Chcesz spać spokojnie, bądź wierny jednej walucie

Według doradców kredytowych Expandera coraz więcej banków oferuje kredyty w złotych za około 5,5 proc. w skali roku. Bywa, że jest to oprocentowanie na rok lub dwa. Analitycy spodziewają się jednak, że za rok czy dwa stopy standardowe ukształtują się na tym właśnie poziomie.
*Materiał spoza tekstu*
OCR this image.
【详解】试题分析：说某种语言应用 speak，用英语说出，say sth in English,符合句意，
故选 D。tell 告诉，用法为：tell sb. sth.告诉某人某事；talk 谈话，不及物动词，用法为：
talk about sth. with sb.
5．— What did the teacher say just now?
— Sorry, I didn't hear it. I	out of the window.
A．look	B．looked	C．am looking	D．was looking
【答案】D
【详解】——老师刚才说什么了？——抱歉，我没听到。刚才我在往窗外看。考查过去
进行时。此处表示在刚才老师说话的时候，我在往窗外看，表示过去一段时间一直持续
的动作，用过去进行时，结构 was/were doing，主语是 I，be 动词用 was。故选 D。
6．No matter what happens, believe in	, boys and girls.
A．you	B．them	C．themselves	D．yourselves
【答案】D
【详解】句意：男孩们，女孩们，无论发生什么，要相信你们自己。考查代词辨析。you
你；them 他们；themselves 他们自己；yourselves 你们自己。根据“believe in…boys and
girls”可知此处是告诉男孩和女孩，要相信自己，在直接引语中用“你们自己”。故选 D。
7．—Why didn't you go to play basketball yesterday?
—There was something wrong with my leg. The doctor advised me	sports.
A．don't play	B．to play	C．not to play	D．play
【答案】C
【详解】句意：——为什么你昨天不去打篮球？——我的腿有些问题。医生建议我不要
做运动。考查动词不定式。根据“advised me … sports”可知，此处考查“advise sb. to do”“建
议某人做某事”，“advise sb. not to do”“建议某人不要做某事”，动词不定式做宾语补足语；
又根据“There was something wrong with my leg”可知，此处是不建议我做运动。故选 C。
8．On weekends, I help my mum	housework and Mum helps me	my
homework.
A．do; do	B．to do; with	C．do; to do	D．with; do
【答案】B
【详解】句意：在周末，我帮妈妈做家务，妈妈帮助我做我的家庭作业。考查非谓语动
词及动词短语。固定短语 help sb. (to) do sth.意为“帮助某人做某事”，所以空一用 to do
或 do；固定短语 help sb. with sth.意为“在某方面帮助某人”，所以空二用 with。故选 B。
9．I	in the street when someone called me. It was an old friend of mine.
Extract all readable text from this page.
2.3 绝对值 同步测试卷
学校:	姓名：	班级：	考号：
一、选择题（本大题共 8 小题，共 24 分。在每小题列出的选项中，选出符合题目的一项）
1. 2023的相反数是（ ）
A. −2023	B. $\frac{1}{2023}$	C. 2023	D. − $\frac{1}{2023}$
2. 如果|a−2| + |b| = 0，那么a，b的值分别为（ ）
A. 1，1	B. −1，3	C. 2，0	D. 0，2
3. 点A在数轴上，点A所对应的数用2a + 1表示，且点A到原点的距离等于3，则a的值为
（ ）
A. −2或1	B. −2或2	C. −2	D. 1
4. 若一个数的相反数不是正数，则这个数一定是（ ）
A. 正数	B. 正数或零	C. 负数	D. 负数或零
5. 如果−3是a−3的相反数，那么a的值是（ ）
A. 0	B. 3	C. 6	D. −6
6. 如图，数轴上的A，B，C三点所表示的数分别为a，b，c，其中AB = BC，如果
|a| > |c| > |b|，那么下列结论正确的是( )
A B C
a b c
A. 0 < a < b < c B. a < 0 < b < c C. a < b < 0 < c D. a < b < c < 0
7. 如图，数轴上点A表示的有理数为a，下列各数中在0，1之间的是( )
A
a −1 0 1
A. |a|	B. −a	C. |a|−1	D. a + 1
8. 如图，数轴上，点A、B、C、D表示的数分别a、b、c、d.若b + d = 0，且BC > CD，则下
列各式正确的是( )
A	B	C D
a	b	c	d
Wybierać kredyt w walucie czy w złotych? Różnice stóp są coraz mniejsze. Warto jedynie zastanowić się nad wyborem franka szwajcarskiego, bo tylko w przypadku tej waluty można otrzymać kredyt o oprocentowaniu niższym niż 2 proc. w skali roku – radzi „Rzeczpospolita”.
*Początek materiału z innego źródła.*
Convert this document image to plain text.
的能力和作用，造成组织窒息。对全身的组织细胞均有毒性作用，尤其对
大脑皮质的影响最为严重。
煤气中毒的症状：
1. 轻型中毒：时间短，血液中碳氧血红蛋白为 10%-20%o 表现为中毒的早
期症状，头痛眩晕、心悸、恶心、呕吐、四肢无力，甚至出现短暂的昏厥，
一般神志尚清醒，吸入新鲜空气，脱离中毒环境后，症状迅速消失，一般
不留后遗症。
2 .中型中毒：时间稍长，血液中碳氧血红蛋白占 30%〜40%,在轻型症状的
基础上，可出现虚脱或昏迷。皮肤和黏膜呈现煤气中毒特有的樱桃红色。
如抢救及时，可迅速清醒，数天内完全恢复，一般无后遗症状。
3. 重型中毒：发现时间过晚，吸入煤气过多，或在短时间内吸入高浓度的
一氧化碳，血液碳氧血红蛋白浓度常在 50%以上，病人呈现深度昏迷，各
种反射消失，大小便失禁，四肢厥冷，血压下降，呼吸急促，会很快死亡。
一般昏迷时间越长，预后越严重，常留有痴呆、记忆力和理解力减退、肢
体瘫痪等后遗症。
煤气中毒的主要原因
Za kredytem walutowym we frankach szwajcarskich przemawiają też spadające marże przy tej walucie i ogromne oszczędności na spłacaniu w początkowym okresie.
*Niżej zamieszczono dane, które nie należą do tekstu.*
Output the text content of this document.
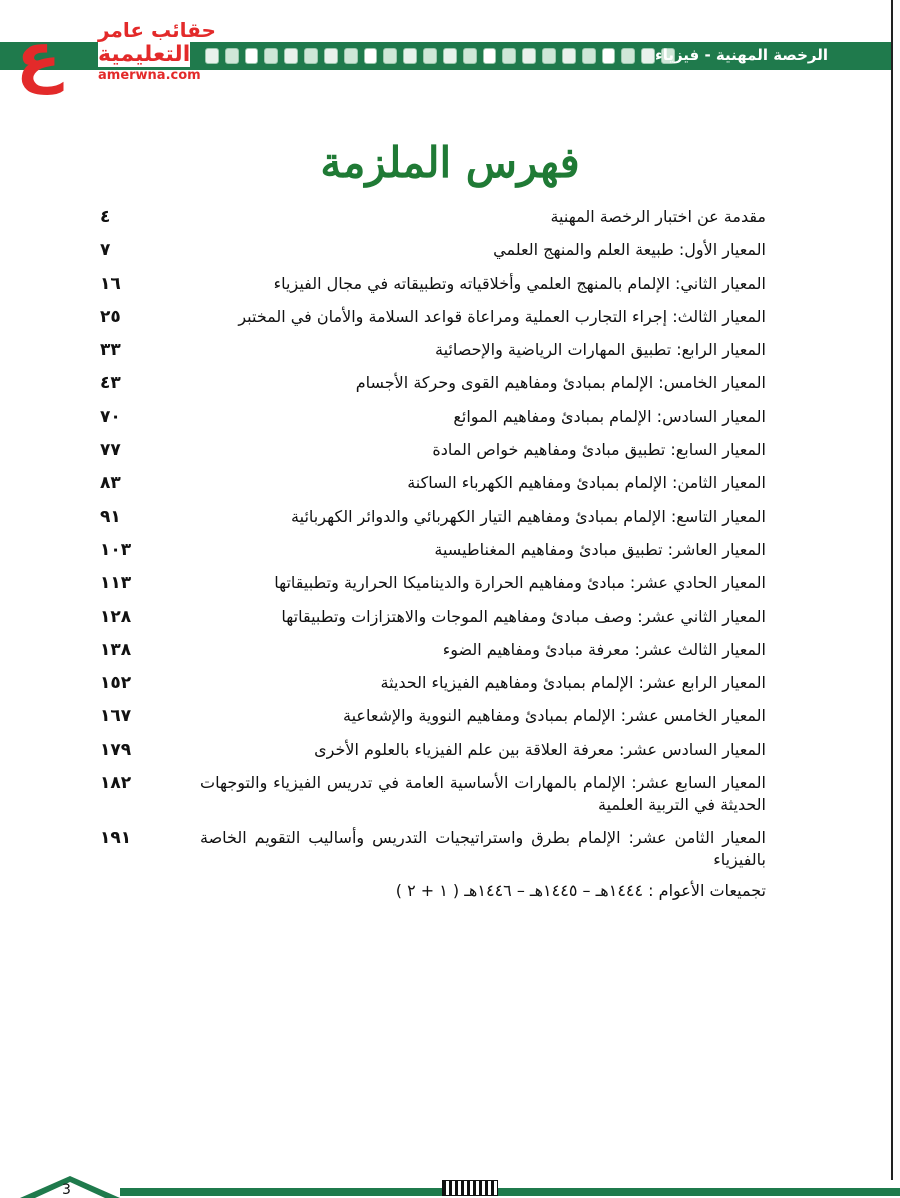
الرخصة المهنية - فيزياء
ع	حقائب عامر
التعليمية
amerwna.com
فهرس الملزمة
مقدمة عن اختبار الرخصة المهنية
٤
المعيار الأول: طبيعة العلم والمنهج العلمي
٧
المعيار الثاني: الإلمام بالمنهج العلمي وأخلاقياته وتطبيقاته في مجال الفيزياء
١٦
المعيار الثالث: إجراء التجارب العملية ومراعاة قواعد السلامة والأمان في المختبر
٢٥
المعيار الرابع: تطبيق المهارات الرياضية والإحصائية
٣٣
المعيار الخامس: الإلمام بمبادئ ومفاهيم القوى وحركة الأجسام
٤٣
المعيار السادس: الإلمام بمبادئ ومفاهيم الموائع
٧٠
المعيار السابع: تطبيق مبادئ ومفاهيم خواص المادة
٧٧
المعيار الثامن: الإلمام بمبادئ ومفاهيم الكهرباء الساكنة
٨٣
المعيار التاسع: الإلمام بمبادئ ومفاهيم التيار الكهربائي والدوائر الكهربائية
٩١
المعيار العاشر: تطبيق مبادئ ومفاهيم المغناطيسية
١٠٣
المعيار الحادي عشر: مبادئ ومفاهيم الحرارة والديناميكا الحرارية وتطبيقاتها
١١٣
المعيار الثاني عشر: وصف مبادئ ومفاهيم الموجات والاهتزازات وتطبيقاتها
١٢٨
المعيار الثالث عشر: معرفة مبادئ ومفاهيم الضوء
١٣٨
المعيار الرابع عشر: الإلمام بمبادئ ومفاهيم الفيزياء الحديثة
١٥٢
المعيار الخامس عشر: الإلمام بمبادئ ومفاهيم النووية والإشعاعية
١٦٧
المعيار السادس عشر: معرفة العلاقة بين علم الفيزياء بالعلوم الأخرى
١٧٩
المعيار السابع عشر: الإلمام بالمهارات الأساسية العامة في تدريس الفيزياء والتوجهات الحديثة في التربية العلمية
١٨٢
المعيار الثامن عشر: الإلمام بطرق واستراتيجيات التدريس وأساليب التقويم الخاصة بالفيزياء
١٩١
تجميعات الأعوام : ١٤٤٤هـ – ١٤٤٥هـ – ١٤٤٦هـ ( ١ + ٢ )
3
Doradcy Expandera nie przewidują już spektakularnych obniżek oprocentowania kredytów złotowych. Jest ono coraz bliżej poziomu cen kredytów w euro i raczej stopy będą się stabilizowały niż malały, mimo że niewielkie obniżki są możliwe.

Za kredytem złotowym przemawia stały, chociaż coraz powolniejszy spadek stóp procentowych, brak ryzyka kursowego i tzw. spreadu. Zdaniem doradców spread – czyli różnica kursów między tym, według którego oblicza się kwotę kredytu, a tym, według którego spłacamy raty – wpływa na oprocentowanie w granicach pół punktu. Czyli kredyt za 2 proc. to – na skutek spreadu – koszt 2,5 proc. rocznie.

Jak podaje dziennik doradcy twierdzą, że aby kredyt we frankach szwajcarskich stał się nieopłacalny, kurs tej waluty – wyrażony w złotych – musiałby wzrosnąć o 25 proc., a na to się nie zanosi. Jednakże spłaty rat w złotych mogą rosnąć. Czy w takim wypadku należy zamienić franki na złote?

– Najgorszą z możliwych decyzji jest przewalutowanie zadłużenia tuż po znacznym osłabieniu złotego – przestrzega Maciej Kossowski z Expandera.